Tak Memandang Muka
Yesus paham setiap orang berbeda. Namun, Guru dari Nazaret ini tidak menjadikan perbedaan sebagai alasan untuk membedakan. Ketika melangkahkan kaki-Nya ke Tirus, Yesus menganggap orang Tirus sama berharganya dengan orang Yahudi. Bahkan di antara orang non-Yahudi pun, sikap dan tindakan Yesus sama.
Bukan kebetulan, jika penulis Injil Markus menempatkan kisah penyembuhan seorang bisu-tuli setelah penyembuhan anak perempuan dari seorang ibu Yunani keturunan Siro-Fenesia.
Kisah pertama penuh dialog—bahkan terasa kasar. Ibu yang ingin anak perempuannya sembuh rela mengibaratkan dirinya sebagai anjing! Itu bukanlah sekadar kerendahan hati. Juga bukan trik yang akan membuat Yesus iba.

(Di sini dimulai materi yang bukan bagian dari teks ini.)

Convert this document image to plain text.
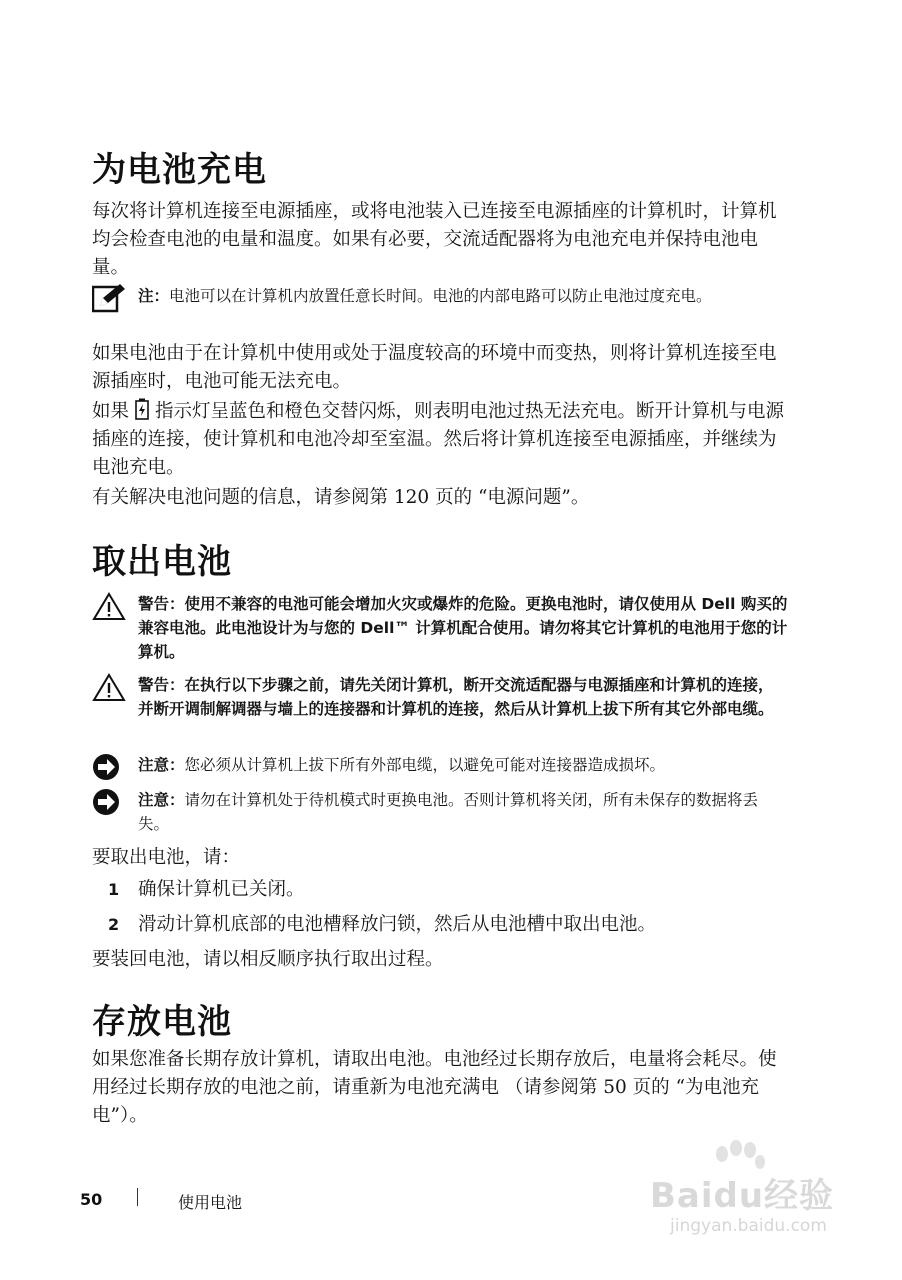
为电池充电
每次将计算机连接至电源插座，或将电池装入已连接至电源插座的计算机时，计算机均会检查电池的电量和温度。如果有必要，交流适配器将为电池充电并保持电池电量。
注：电池可以在计算机内放置任意长时间。电池的内部电路可以防止电池过度充电。
如果电池由于在计算机中使用或处于温度较高的环境中而变热，则将计算机连接至电源插座时，电池可能无法充电。
如果 指示灯呈蓝色和橙色交替闪烁，则表明电池过热无法充电。断开计算机与电源插座的连接，使计算机和电池冷却至室温。然后将计算机连接至电源插座，并继续为电池充电。
有关解决电池问题的信息，请参阅第 120 页的 “电源问题”。
取出电池
警告：使用不兼容的电池可能会增加火灾或爆炸的危险。更换电池时，请仅使用从 Dell 购买的兼容电池。此电池设计为与您的 Dell™ 计算机配合使用。请勿将其它计算机的电池用于您的计算机。
警告：在执行以下步骤之前，请先关闭计算机，断开交流适配器与电源插座和计算机的连接，并断开调制解调器与墙上的连接器和计算机的连接，然后从计算机上拔下所有其它外部电缆。
注意：您必须从计算机上拔下所有外部电缆，以避免可能对连接器造成损坏。
注意：请勿在计算机处于待机模式时更换电池。否则计算机将关闭，所有未保存的数据将丢失。
要取出电池，请：
1 确保计算机已关闭。
2 滑动计算机底部的电池槽释放闩锁，然后从电池槽中取出电池。
要装回电池，请以相反顺序执行取出过程。
存放电池
如果您准备长期存放计算机，请取出电池。电池经过长期存放后，电量将会耗尽。使用经过长期存放的电池之前，请重新为电池充满电 （请参阅第 50 页的 “为电池充电”）。
50	使用电池	Baidu经验
jingyan.baidu.com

Sesungguhnya, pengibaratan itu merupakan ungkapan iman.
Perempuan Siro-Fenesia itu menyadari, berkait dengan penyelamatan Allah, manusia secara asasi bergantung penuh kepada Allah. Allahlah yang berdaulat.
Ibu itu tak mempersoalkan mengapa Allah memilih Israel. Pemilihan itu memang bukan soal adil atau tidak adil, namun soal kedaulatan. Dia menerima kedaulatan Allah tanpa syarat. Ibu itu agaknya juga menyadari, Allah memilih Israel untuk menjadi berkat bagi bangsa lain.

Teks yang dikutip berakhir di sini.